For now, InSight’s Instrument Deployment Camera is being used to take photos of the terrain around the lander. And boy, did the probe ever land on a sweet spot. Just take a look at this picture:

“Today we can see the first glimpses of our workspace,” Bruce Banerdt, the mission’s principal investigator at NASA, said in a statement. “By early next week, we’ll be imaging it in finer detail and creating a full mosaic.”

Indeed, more images will be required to paint a full picture of InSight’s new digs, but this place looks amazing — especially for a probe designed to drill through the Martian surface. Photographs taken by the probe show a relatively flat, dusty surface, free of troublesome rocks.

There was always the concern that the probe might land on top of a large, partially buried rock. Imagine, for example, if InSight had landed atop one of those boulders on the horizon, as pictured below.

InSight has another imaging tool, the Instrument Context Camera, which will gaze at the terrain immediately around and beneath the lander’s deck. Photos produced by this camera won’t be nearly as pretty, but they’ll serve a utilitarian function. Unfortunately, and despite a protective cover on the Instrument Context Camera, dust somehow managed to get into the lens, according to NASA.

“We had a protective cover on the Instrument Context Camera, but somehow dust still managed to get onto the lens,” said InSight project manager Tom Hoffman of NASA’s Jet Propulsion Laboratory (JPL). “While this is unfortunate, it will not affect the role of the camera, which is to take images of the area in front of the lander where our instruments will eventually be placed.”

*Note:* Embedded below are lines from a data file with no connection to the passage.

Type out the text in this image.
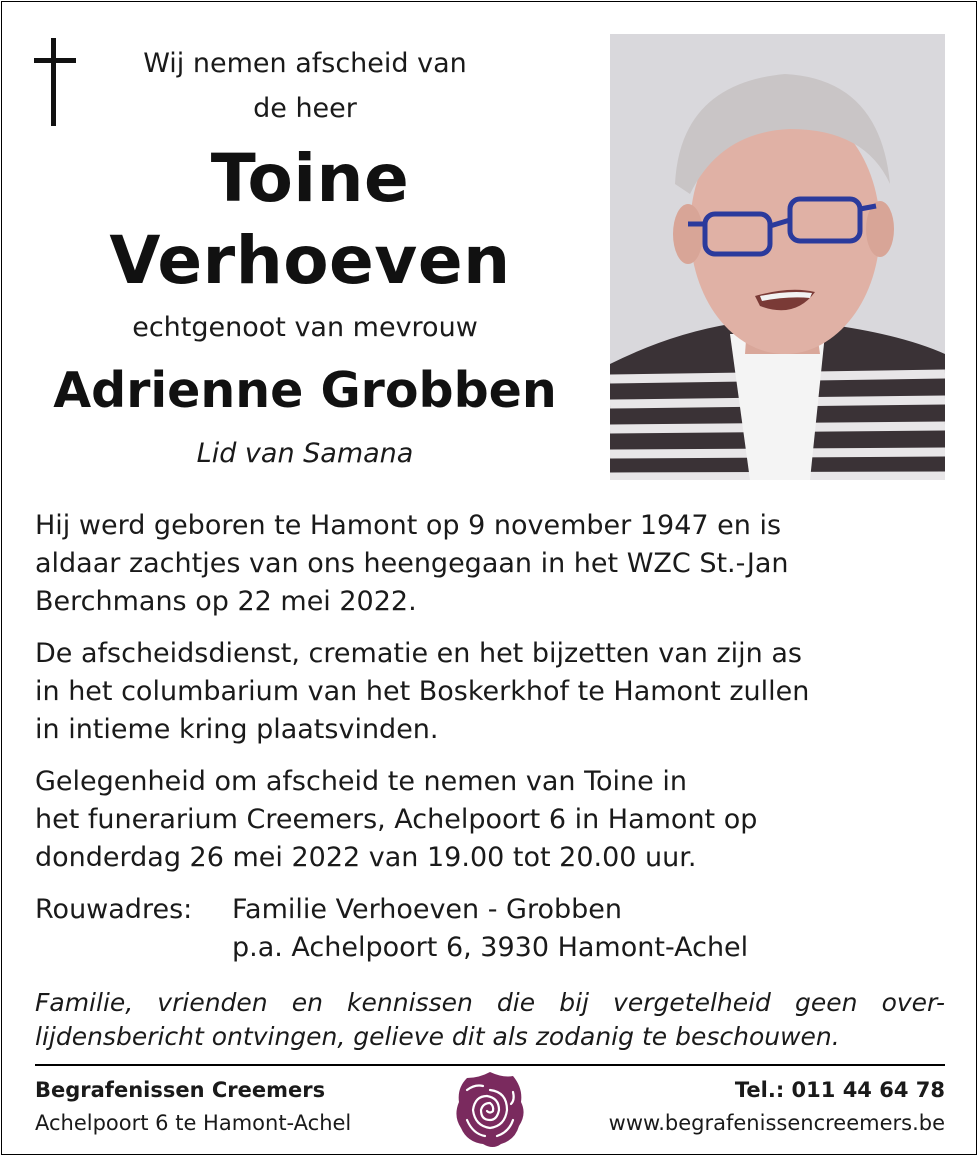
Wij nemen afscheid van
de heer
Toine
Verhoeven
echtgenoot van mevrouw
Adrienne Grobben
Lid van Samana
Hij werd geboren te Hamont op 9 november 1947 en is
aldaar zachtjes van ons heengegaan in het WZC St.-Jan
Berchmans op 22 mei 2022.
De afscheidsdienst, crematie en het bijzetten van zijn as
in het columbarium van het Boskerkhof te Hamont zullen
in intieme kring plaatsvinden.
Gelegenheid om afscheid te nemen van Toine in
het funerarium Creemers, Achelpoort 6 in Hamont op
donderdag 26 mei 2022 van 19.00 tot 20.00 uur.
Rouwadres: Familie Verhoeven - Grobben
p.a. Achelpoort 6, 3930 Hamont-Achel
Familie, vrienden en kennissen die bij vergetelheid geen over-
lijdensbericht ontvingen, gelieve dit als zodanig te beschouwen.
Begrafenissen Creemers
Achelpoort 6 te Hamont-Achel
Tel.: 011 44 64 78
www.begrafenissencreemers.be
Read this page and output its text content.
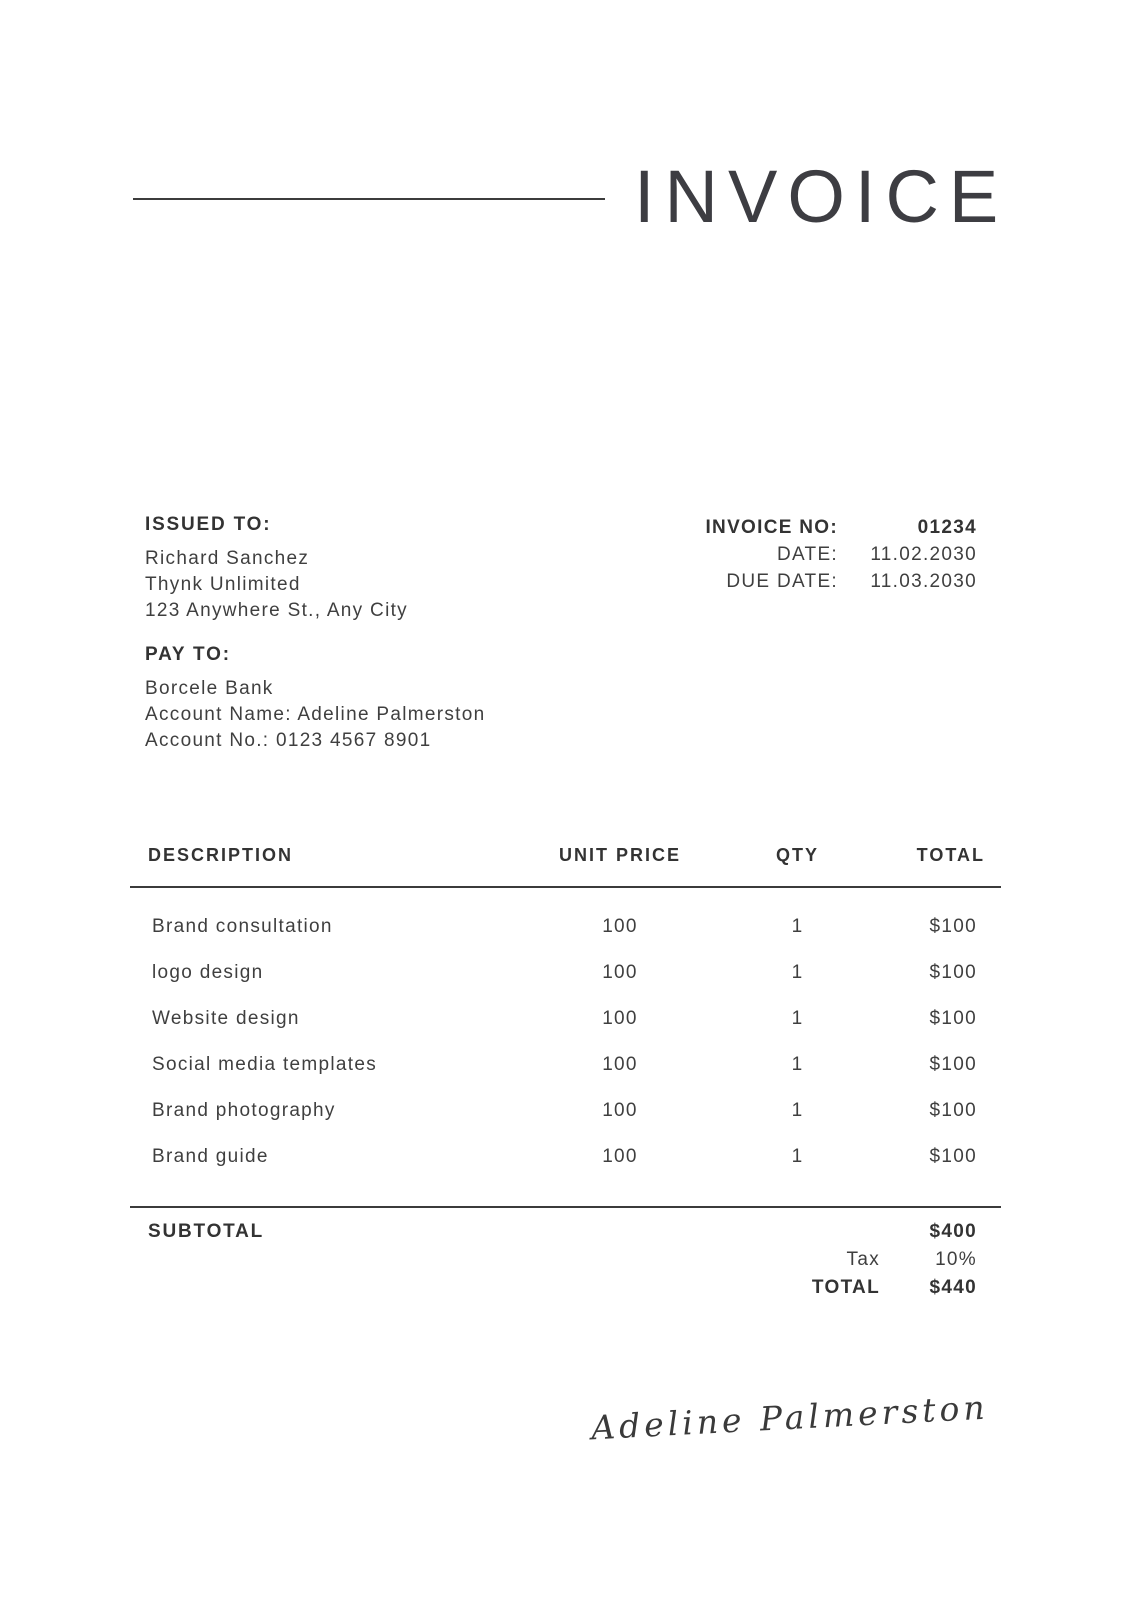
INVOICE
ISSUED TO:
Richard Sanchez
Thynk Unlimited
123 Anywhere St., Any City
INVOICE NO:	01234
DATE:	11.02.2030
DUE DATE:	11.03.2030
PAY TO:
Borcele Bank
Account Name: Adeline Palmerston
Account No.: 0123 4567 8901
DESCRIPTION	UNIT PRICE	QTY	TOTAL
Brand consultation	100	1	$100
logo design	100	1	$100
Website design	100	1	$100
Social media templates	100	1	$100
Brand photography	100	1	$100
Brand guide	100	1	$100
SUBTOTAL	$400
Tax	10%
TOTAL	$440
Adeline Palmerston
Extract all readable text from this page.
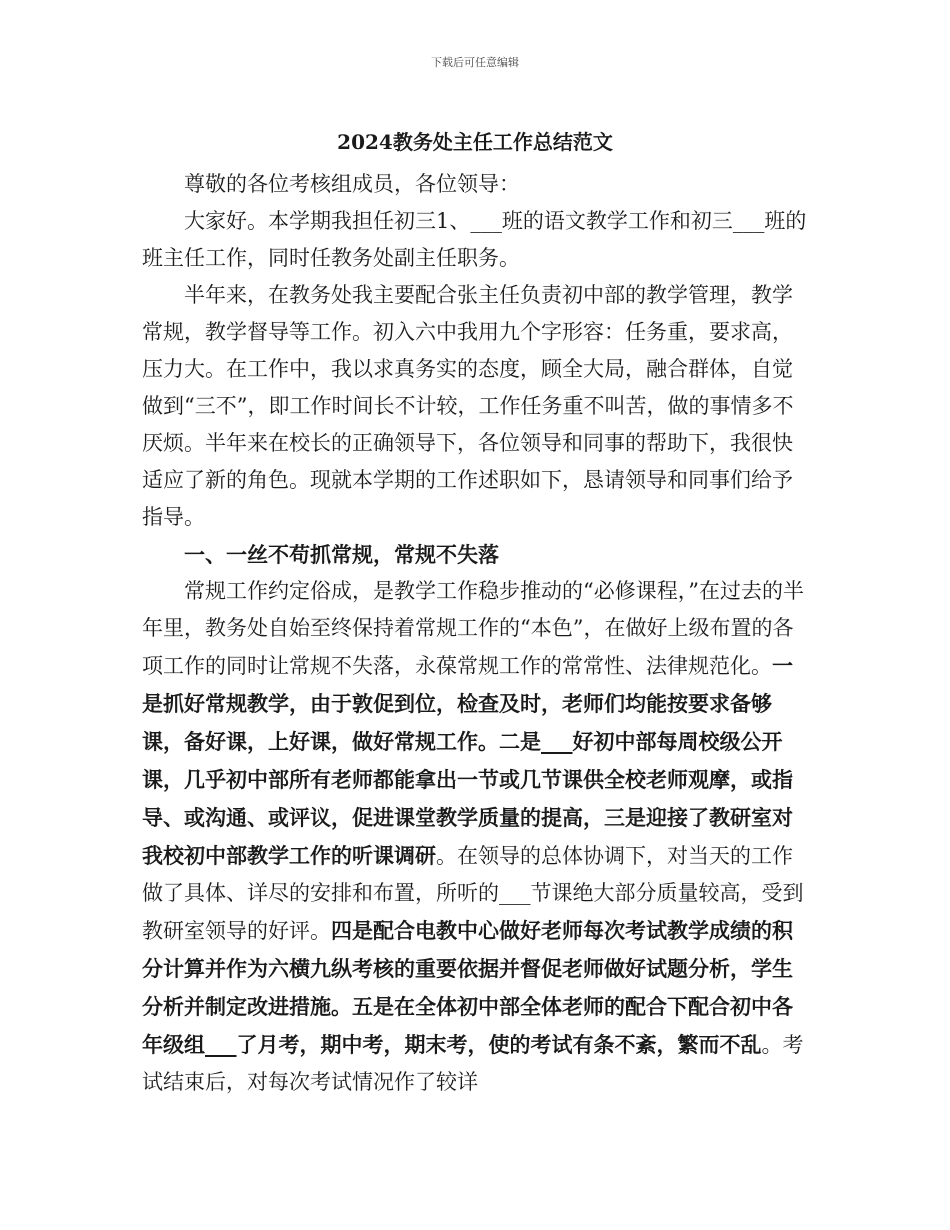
下载后可任意编辑
2024教务处主任工作总结范文

尊敬的各位考核组成员，各位领导：

大家好。本学期我担任初三1、___班的语文教学工作和初三___班的班主任工作，同时任教务处副主任职务。

半年来，在教务处我主要配合张主任负责初中部的教学管理，教学常规，教学督导等工作。初入六中我用九个字形容：任务重，要求高，压力大。在工作中，我以求真务实的态度，顾全大局，融合群体，自觉做到“三不”，即工作时间长不计较，工作任务重不叫苦，做的事情多不厌烦。半年来在校长的正确领导下，各位领导和同事的帮助下，我很快适应了新的角色。现就本学期的工作述职如下，恳请领导和同事们给予指导。

一、一丝不苟抓常规，常规不失落

常规工作约定俗成，是教学工作稳步推动的“必修课程，”在过去的半年里，教务处自始至终保持着常规工作的“本色”，在做好上级布置的各项工作的同时让常规不失落，永葆常规工作的常常性、法律规范化。一是抓好常规教学，由于敦促到位，检查及时，老师们均能按要求备够课，备好课，上好课，做好常规工作。二是___好初中部每周校级公开课，几乎初中部所有老师都能拿出一节或几节课供全校老师观摩，或指导、或沟通、或评议，促进课堂教学质量的提高，三是迎接了教研室对我校初中部教学工作的听课调研。在领导的总体协调下，对当天的工作做了具体、详尽的安排和布置，所听的___节课绝大部分质量较高，受到教研室领导的好评。四是配合电教中心做好老师每次考试教学成绩的积分计算并作为六横九纵考核的重要依据并督促老师做好试题分析，学生分析并制定改进措施。五是在全体初中部全体老师的配合下配合初中各年级组___了月考，期中考，期末考，使的考试有条不紊，繁而不乱。考试结束后，对每次考试情况作了较详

NASA says InSight’s instruments may not be fully positioned and calibrated for another 30 to 60 days. One of these instruments, the Auxiliary Payload Sensor Subsystem, will eventually collect vital meteorological data, such as wind speed and air temperature. That said, the probe’s pressure sensor appears to be working, and it’s already detected a sudden drop in air pressure, a possible sign of a passing dust devil, said NASA.

Indeed, NASA is deliberately taking it slow, as per the plan. InSight, for example, is equipped with a feature such that any unexpected reading will automatically trigger a “fault.” When this happens, the probe will cease operations immediately, and wait for operators to assess the situation and take the next required steps.

One of the reasons for this is has to do with the time delay; given the tremendous distance between Earth and Mars, it takes about 12.5 minutes for instructions to reach the probe, so NASA operators can’t work in real-time. NASA says a fault has already been triggered, delaying the first batch of images that were supposed to have been delivered to Earth this past weekend.

“We did extensive testing on Earth. But we know that everything is a little different for the lander on Mars, so faults are not unusual,” Hoffman said. “They can delay operations, but we’re not in a rush. We want to be sure that each operation that we perform on Mars is safe, so we set our safety monitors to be fairly sensitive initially.”

Indeed, there’s plenty of time, and NASA can afford to be patient. The InSight mission is scheduled to last for two years. As things get up and running, let’s savour these remarkable images taken from the surface of an alien world.